Cette page a pour objectif de diffuser de courts textes extraits des écrits de Barbey (romans, correspondances, articles de presse, etc) destinés à faire apprécier à celles et ceux qui connaissent peu ou mal, un des grands des lettres françaises et les inciter à lire ou à relire un écrivain d'atmosphère, original , rebelle, de conviction, dérangeant parfois mais qui ne laisse jamais indifférent .
Ces textes sont proposés par les membres de la Société Barbey qui les ont croisés au cours de leurs lectures et qui les ont estimés significatifs du style, de l'esprit, de l'inspiration, des valeurs, des amours et des répulsions de l'écrivain.
Bonne lecture à Toutes et Tous.
En guise d'amorce de cette nouvelle rubrique, M. Jacques Jourdam, l'administrateur de ce site, vous propose les quelques lignes suivantes dans lesquelles se révèlent l'art du peintre (avec la plume) qu'est Barbey. Il nous brosse un tableau très impressioniste du bord de mer, ponctué de considérations très personnelles voire intimes qui situent bien le personnage :
13 décembre (1864)
" ... - Parti pour Carteret, éternel comme Barneville, si ce n'est que les maisons blanches, qui faisaient un si éblouissant effet loin sur la grève, sont grises et se confondent avec les collines qui les surplombent. - En allant, je ne les voyais pas, et je me disais : cette moitié de Carteret a-t-elle été engloutie ? Mais en poussant le cheval à travers les flaques d'eau, plissées par la brise du bord de la mer - cette blanchisseuse qui plisse si fin - j'ai distingué les maisons grises, comme les fantômes des anciennes maisons blanches. - Suivi la ligne du havre, dont la couleur n'a pas bougé - car la mer est plus immortelle que la terre - et qui est toujours une aigue-marine - Le vent soufflait frais ; - pas une âme. - Deux bricks sur le flanc, à une portée de pistolet l'un de l'autre ; vides tous deux, sous leurs agrès, les matelots partis et en liesse, es cabarets de la côte ; - manière d'attendre la marée, qui redressera les deux bricks gisants sur leur quilles et les remportera peut-être ce soir. - Allé seul jusqu'au pied de la falaise, que je n'ai pas montée pour m'épargner la vue navrante des cultures qu'ils ont faites sur les sommets sublimes. Tourné Carteret, qui a bâti quelques nouvelles maisons insupportablement bourgeoises sur la croupe de ses dunes. - Quelques femmes, les yeux tournés avec des enfants pendus à leur tablier, avec des yeux plus étonnés encore, - voilà tout ce que j'ai vu de vivant ...

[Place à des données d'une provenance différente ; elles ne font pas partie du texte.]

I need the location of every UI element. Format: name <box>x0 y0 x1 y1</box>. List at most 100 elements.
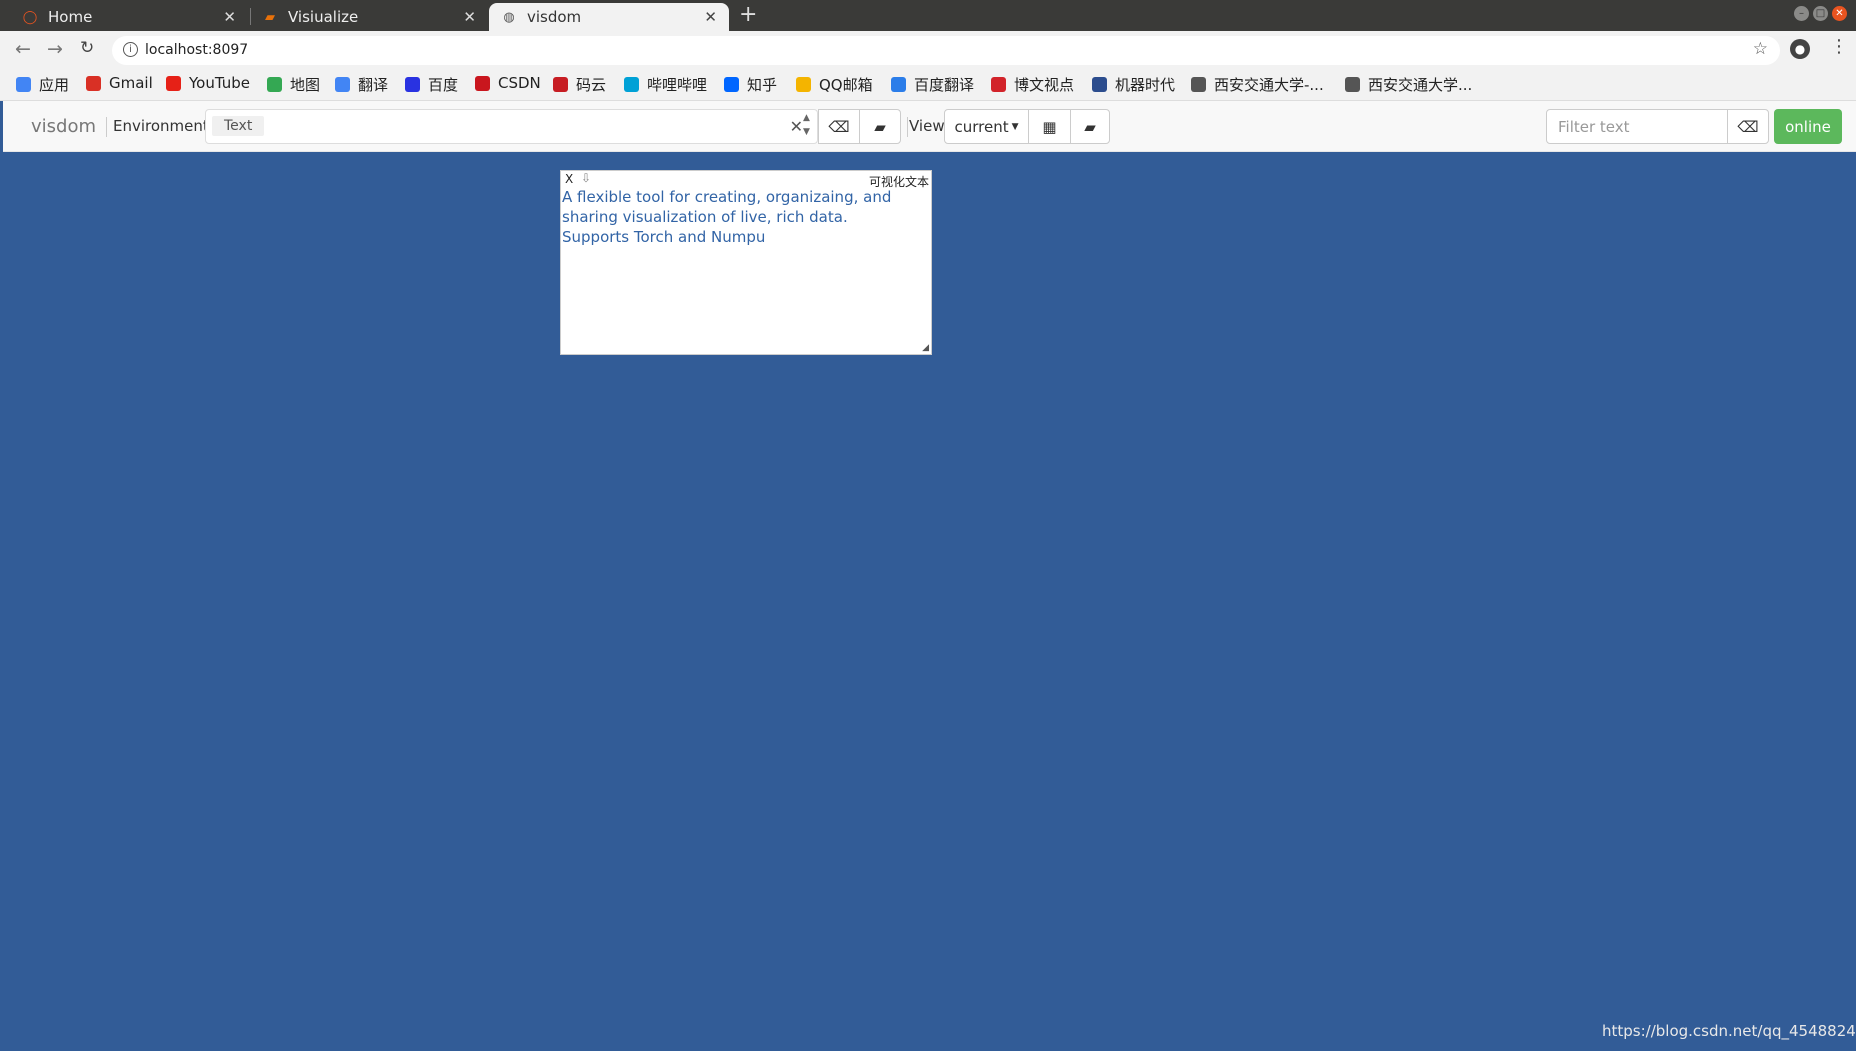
grid-icon: ▦ <box>1042 117 1057 136</box>
bookmark-icon <box>891 77 906 92</box>
reload-icon[interactable]: ↻ <box>80 38 94 58</box>
new-tab-button[interactable]: + <box>739 2 757 27</box>
bookmark-icon <box>724 77 739 92</box>
bookmark-icon <box>86 75 101 91</box>
divider <box>106 117 107 137</box>
bookmark-label: 码云 <box>576 76 607 94</box>
pane-text: A flexible tool for creating, organizain… <box>562 188 892 246</box>
bookmark-icon <box>1345 77 1360 92</box>
address-bar-row: ← → ↻ i localhost:8097 ☆ ● ⋮ <box>0 31 1856 69</box>
forward-icon[interactable]: → <box>47 38 63 60</box>
pane-title-bar[interactable]: X ⇩ 可视化文本 <box>561 171 931 189</box>
ubuntu-icon: ◯ <box>22 9 38 25</box>
bookmark-item[interactable]: 翻译 <box>335 74 388 95</box>
open-folder-button[interactable]: ▰ <box>859 109 901 144</box>
tab-visdom[interactable]: ◍ visdom ✕ <box>489 3 729 31</box>
bookmark-item[interactable]: 机器时代 <box>1092 74 1175 95</box>
caret-down-icon: ▼ <box>1011 121 1019 132</box>
pane-close-button[interactable]: X <box>565 172 573 186</box>
bookmark-item[interactable]: 百度翻译 <box>891 74 974 95</box>
browser-tab-strip: ◯ Home ✕ ▰ Visiualize ✕ ◍ visdom ✕ + – □… <box>0 0 1856 31</box>
bookmark-item[interactable]: 知乎 <box>724 74 777 95</box>
text-pane[interactable]: X ⇩ 可视化文本 A flexible tool for creating, … <box>560 170 932 355</box>
eraser-button[interactable]: ⌫ <box>818 109 860 144</box>
bookmark-item[interactable]: QQ邮箱 <box>796 74 873 95</box>
bookmark-label: Gmail <box>109 74 153 92</box>
bookmark-item[interactable]: CSDN <box>475 74 541 92</box>
status-badge[interactable]: online <box>1774 109 1842 144</box>
bookmark-icon <box>267 77 282 92</box>
spinner-arrows[interactable]: ▲ ▼ <box>803 111 810 139</box>
star-icon[interactable]: ☆ <box>1753 39 1768 59</box>
minimize-button[interactable]: – <box>1794 6 1809 21</box>
folder-open-icon: ▰ <box>874 117 886 136</box>
bookmark-label: 百度 <box>428 76 459 94</box>
globe-icon: ◍ <box>503 9 515 25</box>
bookmark-item[interactable]: Gmail <box>86 74 153 92</box>
url-text[interactable]: localhost:8097 <box>145 42 248 58</box>
tab-title: Home <box>48 8 93 26</box>
bookmark-item[interactable]: 地图 <box>267 74 320 95</box>
filter-input[interactable]: Filter text <box>1546 109 1728 144</box>
bookmark-icon <box>16 77 31 92</box>
bookmark-icon <box>166 75 181 91</box>
back-icon[interactable]: ← <box>15 38 31 60</box>
folder-open-icon: ▰ <box>1084 117 1096 136</box>
close-icon[interactable]: ✕ <box>704 8 717 26</box>
bookmark-label: 博文视点 <box>1014 76 1075 94</box>
view-value: current <box>954 117 1009 136</box>
omnibox[interactable]: i localhost:8097 ☆ <box>112 36 1780 65</box>
filter-placeholder: Filter text <box>1558 118 1630 136</box>
grid-view-button[interactable]: ▦ <box>1028 109 1071 144</box>
bookmark-label: CSDN <box>498 74 541 92</box>
bookmark-icon <box>405 77 420 92</box>
bookmark-label: 西安交通大学... <box>1368 76 1473 94</box>
maximize-button[interactable]: □ <box>1813 6 1828 21</box>
bookmark-item[interactable]: 码云 <box>553 74 606 95</box>
bookmark-label: 百度翻译 <box>914 76 975 94</box>
close-icon[interactable]: ✕ <box>463 8 476 26</box>
close-icon[interactable]: ✕ <box>223 8 236 26</box>
profile-icon[interactable]: ● <box>1790 39 1810 59</box>
divider <box>907 117 908 137</box>
window-close-button[interactable]: ✕ <box>1832 6 1847 21</box>
bookmark-item[interactable]: 百度 <box>405 74 458 95</box>
bookmark-label: 地图 <box>290 76 321 94</box>
view-folder-button[interactable]: ▰ <box>1070 109 1110 144</box>
bookmark-icon <box>1092 77 1107 92</box>
tab-home[interactable]: ◯ Home ✕ <box>0 3 248 31</box>
clear-icon[interactable]: ✕ <box>790 117 803 136</box>
tab-title: Visiualize <box>288 8 359 26</box>
bookmark-label: QQ邮箱 <box>819 76 873 94</box>
bookmark-item[interactable]: 哔哩哔哩 <box>624 74 707 95</box>
bookmark-item[interactable]: 应用 <box>16 74 69 95</box>
bookmark-item[interactable]: 博文视点 <box>991 74 1074 95</box>
bookmark-icon <box>991 77 1006 92</box>
bookmark-label: 机器时代 <box>1115 76 1176 94</box>
resize-handle-icon[interactable]: ◢ <box>922 343 929 353</box>
bookmark-icon <box>796 77 811 92</box>
environment-chip[interactable]: Text <box>212 116 265 136</box>
bookmark-label: 哔哩哔哩 <box>647 76 708 94</box>
menu-icon[interactable]: ⋮ <box>1830 36 1848 57</box>
tab-title: visdom <box>527 8 582 26</box>
view-dropdown[interactable]: current ▼ <box>944 109 1029 144</box>
bookmark-item[interactable]: 西安交通大学... <box>1345 74 1472 95</box>
bookmark-item[interactable]: 西安交通大学-... <box>1191 74 1324 95</box>
environment-select[interactable]: Text ✕ <box>205 109 818 144</box>
bookmark-item[interactable]: YouTube <box>166 74 250 92</box>
download-icon[interactable]: ⇩ <box>581 171 591 185</box>
tab-visiualize[interactable]: ▰ Visiualize ✕ <box>240 3 488 31</box>
bookmark-icon <box>1191 77 1206 92</box>
eraser-icon: ⌫ <box>1737 117 1759 136</box>
clear-filter-button[interactable]: ⌫ <box>1727 109 1769 144</box>
bookmark-label: YouTube <box>189 74 250 92</box>
brand-logo[interactable]: visdom <box>31 116 96 137</box>
watermark: https://blog.csdn.net/qq_45488242 <box>1602 1022 1856 1040</box>
visdom-navbar: visdom Environment Text ✕ ▲ ▼ ⌫ ▰ View cu… <box>3 101 1856 152</box>
bookmark-icon <box>624 77 639 92</box>
book-icon: ▰ <box>265 9 275 25</box>
info-icon[interactable]: i <box>123 42 138 57</box>
view-label: View <box>909 117 945 135</box>
eraser-icon: ⌫ <box>828 117 850 136</box>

Ai fait atteler, - partis pour le plein par les dunes et les sables mouvants. - Entre deux dunes, ai revu la mer, - ma mer, - que je pourrais orthographier ma mère ; car elle m'a reçu, lavé et bercé tout petit. - Il était quatre heures et demie ; le soleil crevait au-dessus d'elle un banc de nuages couleur violette et faisait sur les vagues comme une gloire d'or, qui les rendait étincelantes; - pas verte alors comme elle l'est presque toujours, mais d'un bleu très pâle, sans vagues, sans ces écumes qui sont comme des moutons dans ce pré liquide, tout en oscillations, en frissonnements, en lames lumineuses. - C'était l'heure du flux, elle arrivait, et très vite ; elle arrivait sur toute la ligne immense qui va de Carteret à Portbail ; mais sinueusement, non d'une seule venue et en ligne de bataille, comme je l'ai vue souvent, mais par pointes , se bombant ici, se creusant là, dessinant sur le sable des anses mobiles ..."
Mémorandum pour L'Ange Blanc, pages 47 & 48, édition de la Société Barbey d'Aurevilly, 2001.